Dopo Russia, Bielorussia e Kazakistan, l’Armenia è diventata ufficialmente il quarto membro dell’Unione Economica Euroasiatica. La firma dell’accordo di adesione, la quale era attesa da tempo, è avvenuta venerdì 10 ottobre a Minsk, in Bielorussia, al termine di un incontro dedicato proprio all’Unione Economica Euroasiatica, tenutosi in seguito al consueto vertice annuale dei capi di Stato della Comunità degli Stati Indipendenti (CSI).
La decisione di aderire all’Unione Economica Euroasiatica l’Armenia l’aveva presa già da un anno, da quando nel settembre del 2013 il presidente Sargsyan, durante un colloquio con Vladimir Putin, annunciò la volontà del paese caucasico di aderire all’Unione Doganale con Russia, Bielorussia e Kazakistan (allora non era ancora stata creata l’Unione Economica). Le dichiarazioni di Sargsyan, arrivate poco prima del vertice di Vilnius, posero dunque fine alla partita a risiko tra Russia e Unione Europea, entrambe interessate a portare l’Armenia dalla loro parte, dopo che per anni Yerevan aveva mantenuto una posizione ambigua a riguardo.
Migliaia di manifestanti occupano Yerevan
Nonostante in Armenia la maggior parte della gente abbia visto di buon grado l’ingresso del paese nell’Unione Economica Euroasiatica (il 64% della popolazione si è dichiarata a favore dell’adesione), in seguito alla firma che ha sancito l’entrata di Yerevan nell’Unione, decine di migliaia di manifestanti si sono riversati nelle piazze e nelle strade della capitale per protestare contro la decisione del governo. La manifestazione è stata organizzata dai tre principali partiti d’opposizione del paese: Armenia Prospera, Patrimonio e Congresso Nazionale Armeno; mentre tra le fila dei manifestanti era presente anche l’ex presidente del paese Levon Ter-Petrosyan.
Già lo scorso dicembre, in seguito alla mancata firma degli accordi di Vilnius con l’Unione Europea, si verificarono delle manifestazioni davanti al palazzo presidenziale contro la decisione di Sargsyan di voler aderire all’Unione Doganale; ma quella volta si trattò solo di qualche decina di manifestanti, i quali chiedevano al governo di rilanciare i rapporti tra Yerevan e l’Unione Europea. Questa volta le manifestazioni si sono verificate su larga scala, cosa che può apparire insolita per un paese dalle posizioni prettamente filo-russe come l’Armenia.
Nel mirino della protesta non c’è stata solo l’adesione all’Unione Economica, ma ci è finito anche lo stesso presidente Sargsyan, del quale la folla ha chiesto le dimissioni.

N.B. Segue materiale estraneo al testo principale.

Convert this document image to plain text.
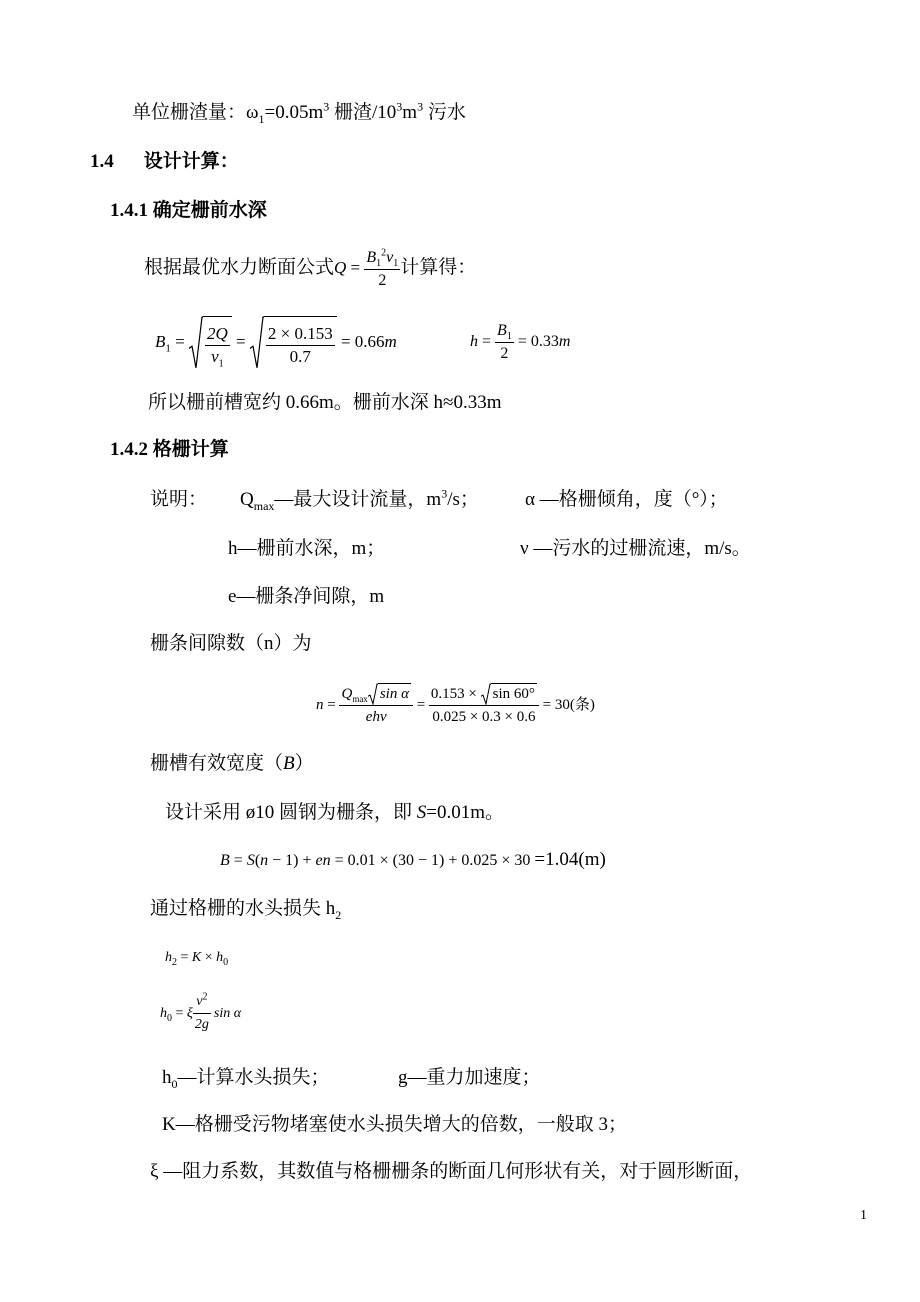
单位栅渣量：$\omega_1=0.05m^3$ 栅渣$/10^3m^3$ 污水
1.4 设计计算：
1.4.1 确定栅前水深
根据最优水力断面公式$Q = \frac{B_1^2\nu_1}{2}$ 计算得：
$B_1 = \frac{2Q}{\nu_1} = \frac{2 \times 0.153}{0.7} = 0.66m$	$h = \frac{B_1}{2} = 0.33m$
所以栅前槽宽约 0.66m。栅前水深 h≈0.33m
1.4.2 格栅计算
说明： $Q_{max}—$最大设计流量，$m^3/s$； α —格栅倾角，度（°）；
h—栅前水深，m；	ν —污水的过栅流速，m/s。
e—栅条净间隙，m
栅条间隙数（n）为
$n = \frac{Q_{max} \sin \alpha}{\text{ehv}} = 0.153$ ×
sin 60°
0.025 × 0.3 × 0.6 = 30(条)
栅槽有效宽度（B）
设计采用 ø10 圆钢为栅条，即 S=0.01m。
B = S(n − 1) + en = 0.01 × (30 − 1) + 0.025 × 30 =1.04(m)
通过格栅的水头损失 $h_2$
$h_2 = K \times h_0$
$h_0 = \xi \frac{\nu^2}{2g}$ sin α
$h_0—$计算水头损失；	g—重力加速度；
K—格栅受污物堵塞使水头损失增大的倍数，一般取 3；
ξ —阻力系数，其数值与格栅栅条的断面几何形状有关，对于圆形断面，
1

Il presidente armeno è stato accusato, oltre di aver ridotto il paese a un protettorato russo, di essere il principale responsabile della povertà e della corruzione che attualmente colpiscono lo stato caucasico.
La nuova creatura di Putin
Oltre all’Armenia, l’Unione potrebbe contare presto su di un altro nuovo ingresso: al vertice di Minsk, infatti, anche il Kirghizistan ha dichiarato l’intenzione di voler aderire all’organizzazione entro la fine dell’anno. A questi paesi si potrebbe unire nei prossimi mesi anche il Tagikistan, anch’esso interessato a far parte dell’Unione, mentre secondo Dmitrij Orlov, politologo di Russia Unita, il partito politico di Putin e Medvedev, l’Unione Economica Euroasiatica potrebbe accogliere in futuro anche paesi europei ed asiatici posti al di fuori dello spazio post-sovietico.
L’Unione Economica Euroasiatica, fondata a maggio, entrerà ufficialmente in vigore a partire dal primo gennaio 2015, e servirà a creare un unico spazio economico tra i paesi membri. Evoluzione dell’Unione Doganale, creata per costituire un’organizzazione alternativa all’Unione Europea comprendente i paesi ex-sovietici, e per favorire un’integrazione economica tra i paesi dell’area euroasiatica, l’Unione Economica è vista però da molti come un tentativo da parte di Putin di far ricadere sotto il controllo russo buona parte dell’area post-sovietica, ed evitare che questi paesi fuoriescano dall’orbita di Mosca.